Input: ({1: 50, 2: 0, 3: 0}, [('schedule', 1, 2, 50, 1), ('schedule', 2, 3, 30, 2), ('process', 1), ('process', 2), ('topk', 2)])
Expected Output: [1, 2, 1, 1, [1, 2]]
Explanation: Payment 1 succeeds, so account 2 receives funds. Later, account 2 has enough balance for payment 2 to succeed. Outgoing totals are 50 for account 1 and 30 for account 2.
Solution
def solution(balances, operations):
import heapq
from collections import defaultdict
bal = dict(balances)
payments = {}
due_heap = []
outgoing = defaultdict(int)
top_heap = []
next_payment_id = 1
results = []
def ensure_account(account_id):
if account_id not in bal:
bal[account_id] = 0
for op in operations:
kind = op[0]
if kind == 'schedule':
_, payer_id, payee_id, amount, execute_at = op
ensure_account(payer_id)
ensure_account(payee_id)
payment_id = next_payment_id
next_payment_id += 1
payments[payment_id] = {
'payer': payer_id,
'payee': payee_id,
'amount': amount,
'execute_at': execute_at,
'status': 'PENDING'
}
heapq.heappush(due_heap, (execute_at, payment_id))
results.append(payment_id)
elif kind == 'cancel':
_, payment_id = op
payment = payments.get(payment_id)
if payment is not None and payment['status'] == 'PENDING':
payment['status'] = 'CANCELED'
results.append(True)
else:
results.append(False)
elif kind == 'remove':
_, payment_id = op
payment = payments.get(payment_id)
if payment is not None and payment['status'] in ('CANCELED', 'FAILED'):
del payments[payment_id]
results.append(True)
else:
results.append(False)
elif kind == 'process':
_, now = op
processed_count = 0
while due_heap and due_heap[0][0] <= now:
_, payment_id = heapq.heappop(due_heap)
payment = payments.get(payment_id)
if payment is None or payment['status'] != 'PENDING':
continue
payer_id = payment['payer']
payee_id = payment['payee']
amount = payment['amount']
if bal.get(payer_id, 0) >= amount:
bal[payer_id] -= amount
bal[payee_id] = bal.get(payee_id, 0) + amount
payment['status'] = 'SUCCESS'
outgoing[payer_id] += amount
heapq.heappush(top_heap, (-outgoing[payer_id], payer_id))
else:
payment['status'] = 'FAILED'
processed_count += 1
results.append(processed_count)
elif kind == 'topk':
_, k = op
if k <= 0:
results.append([])
continue
chosen_entries = []
used_accounts = set()
while top_heap and len(chosen_entries) < k:
neg_total, account_id = heapq.heappop(top_heap)
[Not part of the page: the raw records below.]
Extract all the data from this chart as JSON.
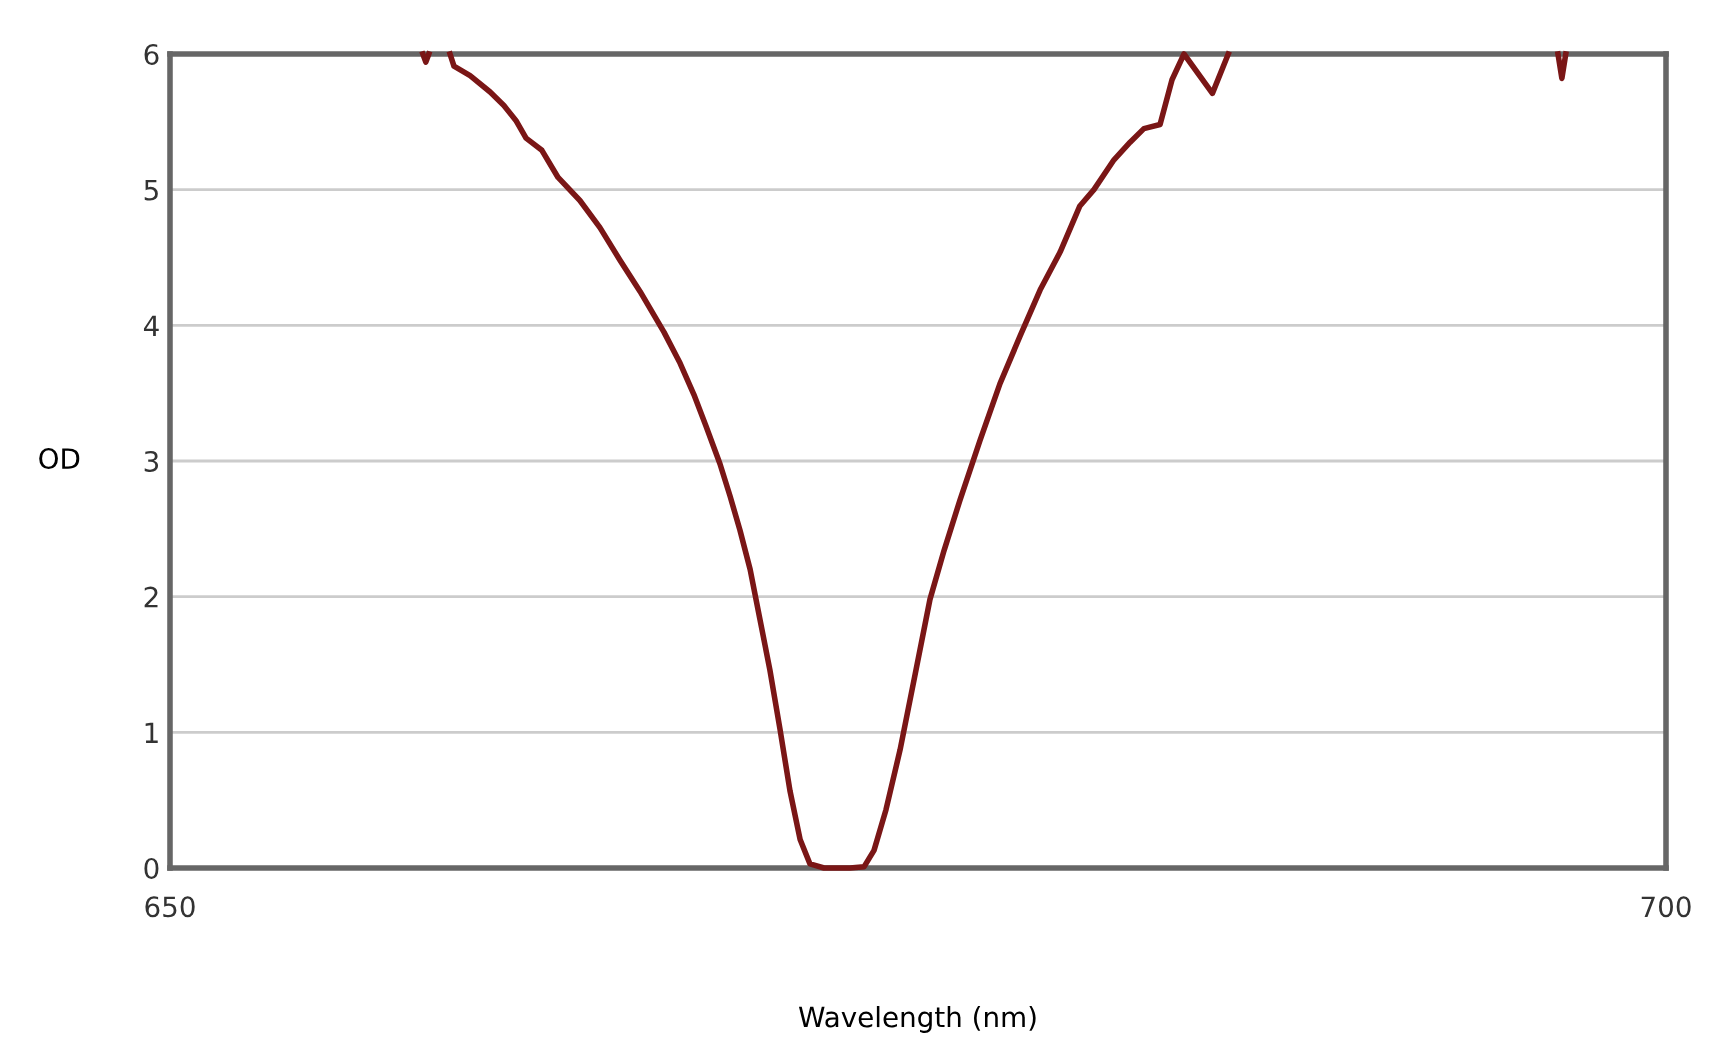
{
  "chart_data": {
    "type": "line",
    "xlabel": "Wavelength (nm)",
    "ylabel": "OD",
    "xlim": [
      650,
      700
    ],
    "ylim": [
      0,
      6
    ],
    "xticks": [
      650,
      700
    ],
    "yticks": [
      0,
      1,
      2,
      3,
      4,
      5,
      6
    ],
    "grid": "y",
    "legend": false,
    "series": [
      {
        "color": "#7a1616",
        "x": [
          658.45,
          658.55,
          658.65,
          null,
          659.36,
          659.49,
          660.03,
          660.7,
          661.16,
          661.56,
          661.9,
          662.43,
          662.97,
          663.7,
          664.37,
          665.04,
          665.71,
          666.51,
          667.05,
          667.51,
          667.91,
          668.38,
          668.72,
          669.05,
          669.39,
          669.72,
          670.05,
          670.39,
          670.72,
          671.06,
          671.39,
          671.86,
          672.73,
          673.2,
          673.53,
          673.93,
          674.4,
          674.87,
          675.4,
          675.87,
          676.4,
          677.07,
          677.74,
          678.41,
          679.08,
          679.75,
          680.41,
          680.88,
          681.55,
          682.09,
          682.55,
          683.09,
          683.49,
          683.89,
          684.84,
          685.37,
          null,
          696.39,
          696.52,
          696.65
        ],
        "values": [
          6,
          5.94,
          6,
          null,
          6,
          5.91,
          5.84,
          5.72,
          5.62,
          5.51,
          5.38,
          5.29,
          5.09,
          4.92,
          4.72,
          4.48,
          4.25,
          3.95,
          3.72,
          3.49,
          3.26,
          2.98,
          2.74,
          2.49,
          2.2,
          1.83,
          1.46,
          1.02,
          0.57,
          0.21,
          0.03,
          0,
          0,
          0.01,
          0.13,
          0.43,
          0.87,
          1.39,
          1.98,
          2.34,
          2.71,
          3.15,
          3.57,
          3.92,
          4.26,
          4.54,
          4.88,
          5,
          5.22,
          5.35,
          5.45,
          5.48,
          5.81,
          6,
          5.71,
          6,
          null,
          6,
          5.82,
          6
        ]
      }
    ]
  }
}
current_total = outgoing.get(account_id, 0)
if current_total == 0:
continue
if -neg_total != current_total:
continue
if account_id in used_accounts:
continue
chosen_entries.append((neg_total, account_id))
used_accounts.add(account_id)
answer = [account_id for _, account_id in chosen_entries]
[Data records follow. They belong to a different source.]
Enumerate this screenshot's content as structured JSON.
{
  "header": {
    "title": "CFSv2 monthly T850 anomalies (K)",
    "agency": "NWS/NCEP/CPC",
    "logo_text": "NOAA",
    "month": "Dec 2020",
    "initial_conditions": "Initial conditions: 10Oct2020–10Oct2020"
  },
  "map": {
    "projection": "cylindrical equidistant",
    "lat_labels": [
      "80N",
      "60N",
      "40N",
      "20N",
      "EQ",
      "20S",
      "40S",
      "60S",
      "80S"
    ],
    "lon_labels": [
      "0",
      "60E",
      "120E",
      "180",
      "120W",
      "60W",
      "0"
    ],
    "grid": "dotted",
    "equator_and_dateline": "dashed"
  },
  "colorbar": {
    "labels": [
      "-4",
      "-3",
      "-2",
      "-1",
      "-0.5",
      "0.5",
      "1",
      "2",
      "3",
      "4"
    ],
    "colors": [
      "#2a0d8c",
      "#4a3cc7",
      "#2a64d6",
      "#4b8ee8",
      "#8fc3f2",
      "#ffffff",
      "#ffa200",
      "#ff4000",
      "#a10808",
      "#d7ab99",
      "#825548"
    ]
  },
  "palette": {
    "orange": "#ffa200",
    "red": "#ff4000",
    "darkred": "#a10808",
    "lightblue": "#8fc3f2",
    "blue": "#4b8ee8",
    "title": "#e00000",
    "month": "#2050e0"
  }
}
for entry in chosen_entries:
heapq.heappush(top_heap, entry)
results.append(answer)
else:
raise ValueError('Unknown operation: ' + str(kind))
return results
Time complexity: schedule: O(log P), cancel: O(1), remove: O(1), process: O(r log P) for r due-heap entries popped in that call, topk: amortized O((k + s) log A) where s is the number of stale top-heap entries discarded and A is the number of accounts with positive outgoing totals. Space complexity: O(P + U), where P is the number of scheduled payments stored across the map/heaps and U is the number of distinct accounts seen.
Hints
- Store each payment by paymentId in a hash map so cancel, remove, and status checks are O(1).
- A min-heap ordered by (executeAt, paymentId) is useful for due payments. For top-k outgoing totals, consider a max-heap with lazy deletion because totals only increase after successful payments.